“I never remember such a season since the year I bought the run,” he remarked to his son. “You were quite a little fellow then, and Laura hardly able to walk. It puts me quite in mind of old times—of the happy days which I thought had fled for ever.”
“Well, please goodness, governor, we’ll knock something out of the old place this year that will make up for past losses. Sheep are rising fast, and, as we can’t help having a fine lambing and a good clip, you’ll see what we’ll rake in. We must put up a new washpen, though, and enlarge the shed a bit. It won’t cost much, as I’ve put a first-rate man on. He’s a Swede, been a ship’s carpenter, and the quickest worker, when he understands what you want done, that I ever saw. Not one of your cabinet-making humbugs who are all day morticing a gate-head. I’ll draw in all the round stuff, and you’ll see how soon we’ll knock it up.”
“All right, my boy; any improvements in reason, only we mustn’t spend all our money before we make it.”
“Trust me for that, dad; you won’t find me spending a penny that can be saved. We shall want no extra hands till shearing time. All the paddocks are right and tight, so the sheep will shepherd themselves, and do all the better, too. How jolly it is to have no bother about water, isn’t it? And what a bit of luck we had that dam in the hill paddock finished just before the rain came.”
“Nothing like doing things at the right time, Hubert,” replied Mr. Stamford, with an air of oracular wisdom. “You had half a mind to leave that same dam till next year.”
“Well, I must confess I hadn’t much heart to go shovelling and picking that gravelly clay—hard as iron—with the weather so hot too, and looking as if rain was never coming again. But you were right to have it done, and now we have the benefit of it. Got a pretty fair paddock of oats in too. It’s coming up splendidly.”
“How did you manage that without a team?”
“Hired a carrier’s for a week or two. He was short of cash, and wanted to spell his bullocks; besides we ripped over the ploughing in no time. Then I made a brush harrow and finished it with the station horses. The main thing was to get in the seed the first break of dry weather, and now we shall have a stack that will last us two years at least.”
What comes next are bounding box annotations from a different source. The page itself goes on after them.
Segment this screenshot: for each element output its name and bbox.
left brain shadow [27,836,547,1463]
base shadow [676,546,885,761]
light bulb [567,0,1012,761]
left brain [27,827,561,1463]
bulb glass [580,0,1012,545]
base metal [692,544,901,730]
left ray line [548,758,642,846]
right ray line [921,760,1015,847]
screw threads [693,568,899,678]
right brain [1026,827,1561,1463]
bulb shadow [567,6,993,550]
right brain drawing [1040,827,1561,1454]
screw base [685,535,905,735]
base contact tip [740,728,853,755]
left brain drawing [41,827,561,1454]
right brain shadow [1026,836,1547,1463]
“Well done, my boy; dry seasons will come again some day; we must prepare for them, though everything looks so bright, or rather so delightfully cloudy, just now. We shall have to invent a fresh set of proverbs to suit Australia, shall we not, instead of using our old-fashioned English ones?”
“Yes, indeed. Can anything be more ludicrous than ‘Save up for a rainy day?’ ‘Look ahead in case of a dry season,’ should be our motto. This carrier was rather a smart chap, and understood similes. ‘Will that bullock go steady on the near side?’ I asked him the other day. ‘Oh! he’s right,’ he said; ‘right as rain!’ That was something like, wasn’t it? By the bye, dad, you didn’t forget those books of mine, did you?”